简体   繁体   English

多处理池的 Jupyter 笔记本问题

[英]Jupyter notebook issues with Multiprocessing Pool

I'm trying to apply Multiprocessing in my code and I ran into this example :我试图在我的代码中应用Multiprocessing ,我遇到了这个例子

import multiprocessing
from itertools import product

def merge_names(a, b):
    return '{} & {}'.format(a, b)

if __name__ == '__main__':
    names = ['Brown', 'Wilson', 'Bartlett', 'Rivera', 'Molloy', 'Opie']
    with multiprocessing.Pool(processes=3) as pool:
        results = pool.starmap(merge_names, product(names, repeat=2))
    print(results)

This should take no more than a few seconds, but when I ran it in Jupyter Notebook it does not end, I have to reset the kernel for that.这应该不会超过几秒钟,但是当我在 Jupyter Notebook 中运行它时,它并没有结束,我必须为此重置内核。 Any special issues with Jupyter or Anaconda in using Multiprocessing ? Jupyter 或 Anaconda 在使用Multiprocessing时有什么特殊问题吗?

I'm using我在用着

conda version 4.8.4
ipython version 5.8.0

This not really an answer but since comments cannot nicely format code, I'll put it here Your code does not work for me even in pure python 3.8 (installed through conda though) - I do not think it is connected to the jupyter or ipython.这不是一个真正的答案,但由于注释不能很好地格式化代码,我会把它放在这里即使在纯 python 3.8(虽然通过 conda 安装)中,您的代码也不适用于我 - 我认为它没有连接到 jupyter 或 ipython .
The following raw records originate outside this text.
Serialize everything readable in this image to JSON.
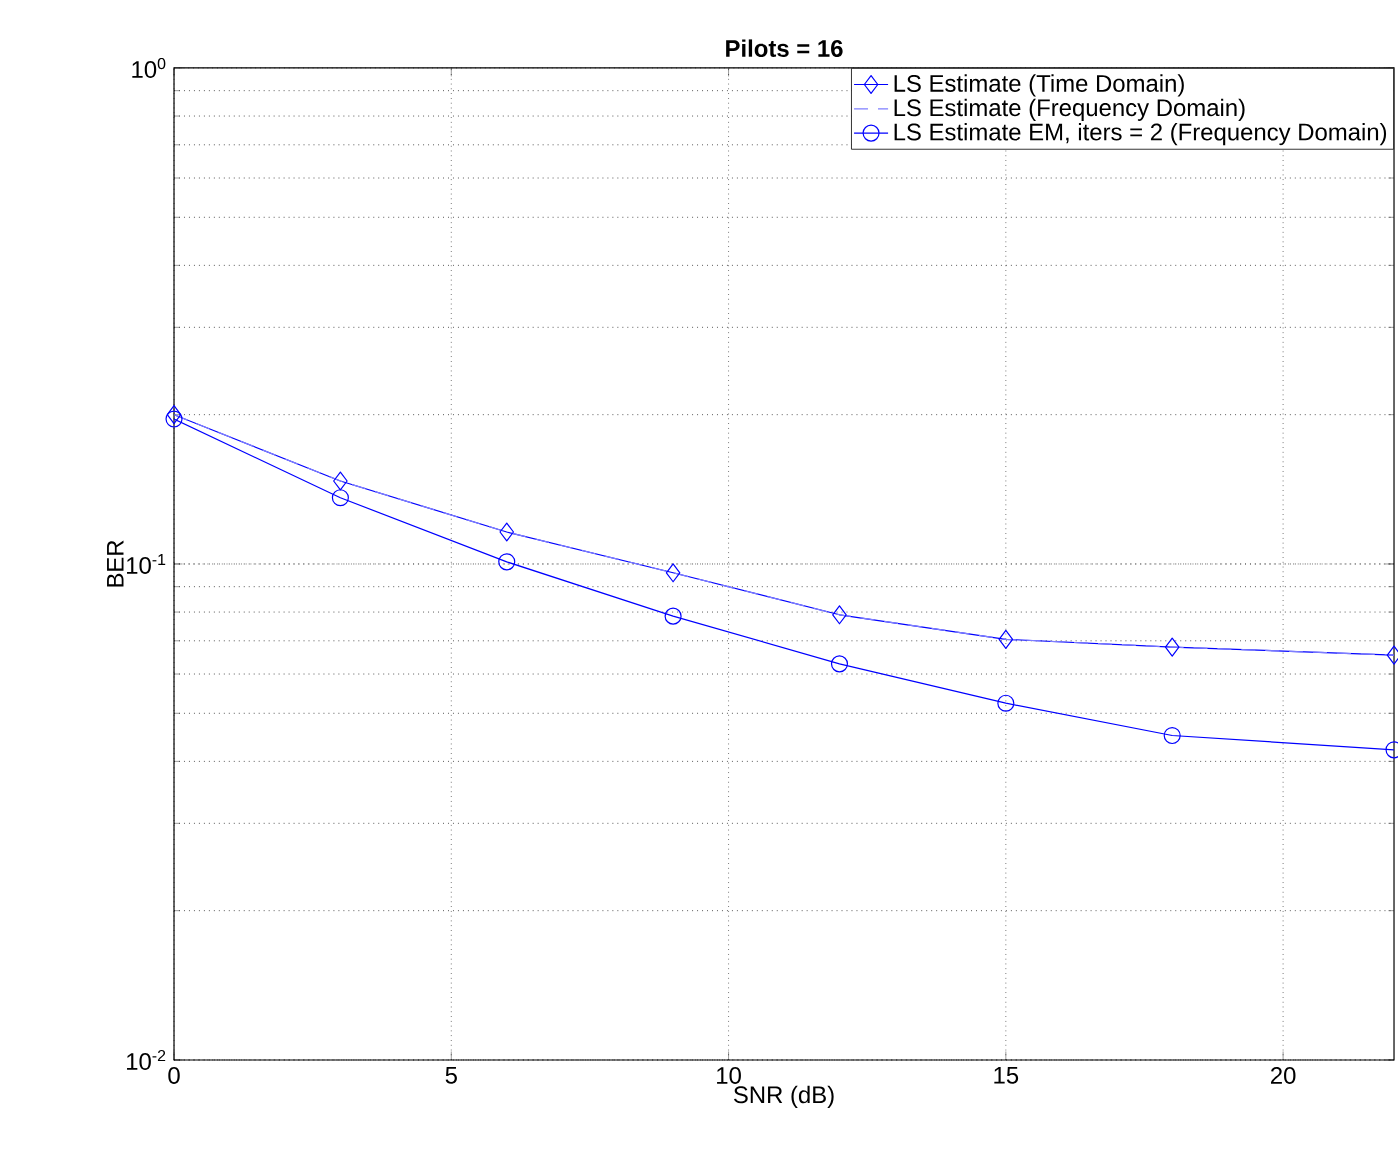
{
  "chart_data": {
    "type": "line",
    "title": "Pilots = 16",
    "xlabel": "SNR (dB)",
    "ylabel": "BER",
    "x": [
      0,
      3,
      6,
      9,
      12,
      15,
      18,
      22
    ],
    "series": [
      {
        "name": "LS Estimate (Time Domain)",
        "color": "#0000ff",
        "marker": "diamond",
        "line_style": "solid",
        "values": [
          0.2,
          0.147,
          0.116,
          0.096,
          0.079,
          0.0705,
          0.068,
          0.0655
        ]
      },
      {
        "name": "LS Estimate (Frequency Domain)",
        "color": "#7f7fff",
        "marker": "none",
        "line_style": "dashed",
        "values": [
          0.2,
          0.147,
          0.116,
          0.096,
          0.079,
          0.0705,
          0.068,
          0.0655
        ]
      },
      {
        "name": "LS Estimate EM, iters = 2 (Frequency Domain)",
        "color": "#0000ff",
        "marker": "circle",
        "line_style": "solid",
        "values": [
          0.196,
          0.136,
          0.101,
          0.0785,
          0.0629,
          0.0524,
          0.0451,
          0.0422
        ]
      }
    ],
    "xlim": [
      0,
      22
    ],
    "xticks": [
      0,
      5,
      10,
      15,
      20
    ],
    "ylim": [
      0.01,
      1
    ],
    "yticks": [
      {
        "value": 0.01,
        "label": "10$^{-2}$"
      },
      {
        "value": 0.1,
        "label": "10$^{-1}$"
      },
      {
        "value": 1,
        "label": "10$^{0}$"
      }
    ],
    "log": "y",
    "grid": true,
    "legend": "top right"
  }
}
This code works for me:这段代码对我有用:

import multiprocessing
from itertools import product

names = ['Brown', 'Wilson', 'Bartlett', 'Rivera', 'Molloy', 'Opie']
with multiprocessing.Pool(processes=3) as pool:
    results = pool.starmap('{} & {}'.format, product(names, repeat=2))
print(results)

thus is seems that there is some issue with pickling the custom function and sending it to the pool - I do not know the cause nor the solution for that.因此,腌制自定义函数并将其发送到池中似乎存在一些问题 - 我不知道原因,也不知道解决方案。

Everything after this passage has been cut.